Declare what the model should do during a validation step.

Return type

dict

save_checkpoint()[source]

Return current model parameters.

Return type

dict

load(model_reference, load_optim=False)[source]

Load a trained module from existing model_reference.

property watch_list: List[torch.nn.modules.module.Module]

Return models that should be watched during training.

Return type

List[Module]

on_epoch_end(epoch, sample_interval, batch_size)[source]

Set actions to be executed after epoch ends.

Declare what should be done upon finishing an epoch (e.g. save artifacts or evaluate some metric).

Return type

List[Artifact]

get_sample(num_samples=None, data=None)[source]

Generate a sample.

Either based on random noise (requires the amount of samples) or original data if a reconstruction-based GAN is chosen.

Return type

Tuple[Tensor, Tensor]

Base class for encoder based GANs.

class ecgan.modules.generative.base.encoder_gan_module.BaseEncoderGANModule(cfg, seq_len, num_channels)[source]

Bases: ecgan.modules.generative.base.gan_module.BaseGANModule

Base class for GANs with an autoencoder as generator.

property discriminator_sampler: ecgan.utils.sampler.FeatureDiscriminatorSampler

Return the sampler used to sample from the discriminator.

Return type

FeatureDiscriminatorSampler

property generator_sampler: ecgan.utils.sampler.EncoderBasedGeneratorSampler

Return the sampler used to sample from the generator.

Return type

EncoderBasedGeneratorSampler

property watch_list: List[torch.nn.modules.module.Module]

Return models that should be watched during training.

Return type

List[Module]

training_step(batch)[source]

Declare what the model should do during a training step using a given batch.

Parameters

batch (dict) -- The batch of real data.

Return type

dict

Returns

A dict containing the optimization metrics which shall be logged.
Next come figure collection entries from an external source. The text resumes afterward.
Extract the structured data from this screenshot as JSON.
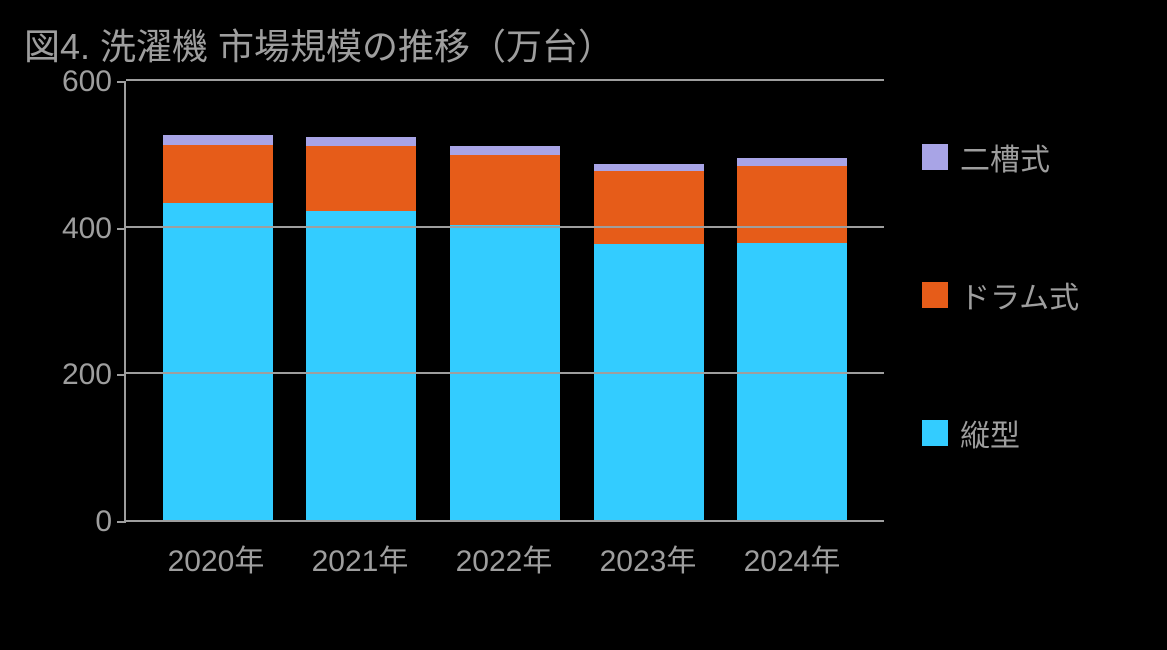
{
  "chart": {
    "type": "stacked-bar",
    "title": "図4. 洗濯機  市場規模の推移（万台）",
    "title_fontsize": 36,
    "title_color": "#9e9e9e",
    "background_color": "#000000",
    "axis_color": "#9e9e9e",
    "grid_color": "#9e9e9e",
    "label_color": "#9e9e9e",
    "label_fontsize": 30,
    "ylim": [
      0,
      600
    ],
    "ytick_step": 200,
    "yticks": [
      {
        "value": 0,
        "label": "0"
      },
      {
        "value": 200,
        "label": "200"
      },
      {
        "value": 400,
        "label": "400"
      },
      {
        "value": 600,
        "label": "600"
      }
    ],
    "bar_width_ratio": 0.72,
    "categories": [
      "2020年",
      "2021年",
      "2022年",
      "2023年",
      "2024年"
    ],
    "series": [
      {
        "key": "vertical",
        "name": "縦型",
        "color": "#33ccff"
      },
      {
        "key": "drum",
        "name": "ドラム式",
        "color": "#e65c19"
      },
      {
        "key": "twin",
        "name": "二槽式",
        "color": "#a8a4e6"
      }
    ],
    "legend_order": [
      "twin",
      "drum",
      "vertical"
    ],
    "data": [
      {
        "category": "2020年",
        "vertical": 432,
        "drum": 80,
        "twin": 13
      },
      {
        "category": "2021年",
        "vertical": 422,
        "drum": 88,
        "twin": 12
      },
      {
        "category": "2022年",
        "vertical": 402,
        "drum": 96,
        "twin": 12
      },
      {
        "category": "2023年",
        "vertical": 376,
        "drum": 100,
        "twin": 10
      },
      {
        "category": "2024年",
        "vertical": 378,
        "drum": 105,
        "twin": 10
      }
    ]
  }
}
validation_step(batch)[source]

Perform a validation step.

This method states the validation or inference process for one given batch.

Parameters

batch (dict) -- Dictionary containing training tensors.

Return type

dict

Returns

Dictionary with metrics to log (e.g. loss).

on_epoch_end(epoch, sample_interval, batch_size)[source]

Every sample_interval-th epoch.

  1. Sample the reconstruction of previously set fixed samples from the generator.

  2. Walk through latent space to check how data changes when walking through latent space.

Every tenth epoch and for the last 30 epochs: Check metrics using the optimization procedure for the reconstruction and discrimination loss.

Return type

List[Artifact]

save_checkpoint()[source]

Return current model parameters.

Return type

dict

load(model_reference, load_optim=False)[source]

Load a trained module from disk (file path) or wand reference.

set_fixed_samples()[source]

Set the fixed samples of the module.

Utilized in validation_step or on_epoch_end to have comparable samples across epochs. It is made sure that approximately the same amount of samples belong to class 0 and 1.

Return type

None

get_interpolated_samples(sample)[source]

Interpolate through latent space based on fixed samples.